The Bad Seed (1956)


Mervyn LeRoy’s The Bad Seed is extremely challenging cinema. It is built on a psychological theory that is now known to have absolutely no credibility. At the time the play that film is based on was written, there was hardly any following for the idea then. Even most of the characters in the story itself don’t buy it. So, this means the audience is expected to find some reality to latch on to in order to experience what is supposed to be a terrifying experience without believing the plausibility of its premise.

Rhoda Penmark is a “bad seed,” a child born with no conscience, no sense of morality, and brain chemistry that will never change, that will never allow her make a choice or carry any sense of responsibility for her actions. Even the modern acceptance of antisocial personality disorder (the closest psychological reality to what Rhoda exhibits) is at least in part the product of nurture, not entirely nature as The Bad Seed expects us to believe. People with antisocial personality disorder are unquestionably terribly disturbed and confused, yet when their behavior is criminal, as it often is, they can still be held legally  responsible. They still possess at least a small degree of personal choice and responsibility.
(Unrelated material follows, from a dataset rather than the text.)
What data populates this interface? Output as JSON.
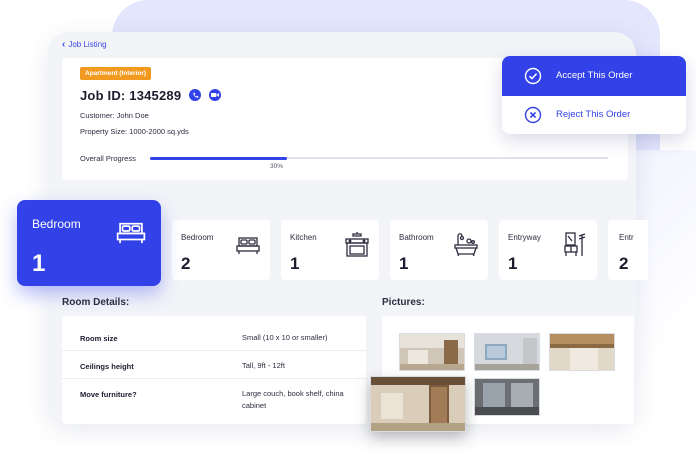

So, how can an audience enjoy something with such an implausible premise? Because all it takes is one person who believes the idea to give it power. The movie is not nearly as much about its title’s character (an 8-year-old psychopathic murderer) as it is about her mother, the one who believes that Rhoda is a “bad seed.” Nancy Kelly gives one of the most heartbreaking and moving performances ever filmed as Rhoda’s mother Christine. Christine navigates the reality she lives in as a mother who by nature loves, cares for, and desires to nurture her daughter  but at the same time sees her child as so doomed because of this “diagnosis” that there is only one way to solve the problem. The logic certainly follows that if this psychological theory were a reality, then death for such “bad seeds” is the only way to protect people around them and could even be justified as merciful to those “bad seeds” themselves, which is exactly the conundrum Christine faces.

The audience doesn’t need to believe the theory that the movie presents. We only need to know that Christine believes it. Because Christine believes something so void of reality, she is driven toward a decision that is ultimately inhumane (despite the logic within her sense of reality that naturally makes it seem humane). I am not giving anything way with what I have said so far, as this is the nature of Christine’s journey throughout the film. All of the film’s suspense is built on whether or not she goes through with this act that she perceives as being necessary and merciful and the eventual results of her decision. But I will certainly not divulge how that all plays out.

The Bad Seed is usually considered a horror movie. But it’s terrifying because of the inner turmoil and torture that we see Rhoda’s mother go through. Yes, we know that Rhoda has committed unspeakable acts of violence, especially for an 8-year-old. Yes, Rhoda gives the appearance of being a perfect, old-fashioned little girl that helps the audience develop feelings of anger and fear as we see her self-centered, entitled attitude produce violence even though she is supposedly a “bad seed.” Yes, it uses many conventions of the classic horror genre, especially by its use of such an evil villain. But, the truest terror does not come from any of these techniques. The terror comes from within the character of Rhoda’s mother. We could empathize with any mother who comes to terms with the fact that her child is a serial killer, but we are given much more than that with Christine. We are shown that the turmoil she endures is not only because of what her daughter has done but also because of what she believes about her daughter. If Rhoda’s condition is entirely genetic as the theory suggests, then Christine if forced to believe that Rhoda’s murders are not Rhoda’s fault but are instead her own fault. Christine takes on the guilt that Rhoda doesn’t express because she believes that Rhoda can’t feel guilty.

The Bad Seed works masterfully because it shows the power of belief. It shows that what we believe shapes how we live. When we believe something destructive, we ourselves become the victims and in some way or another are destroyed by the effects of that belief. Of course the opposite is also true, but you won’t see any of that in The Bad Seed.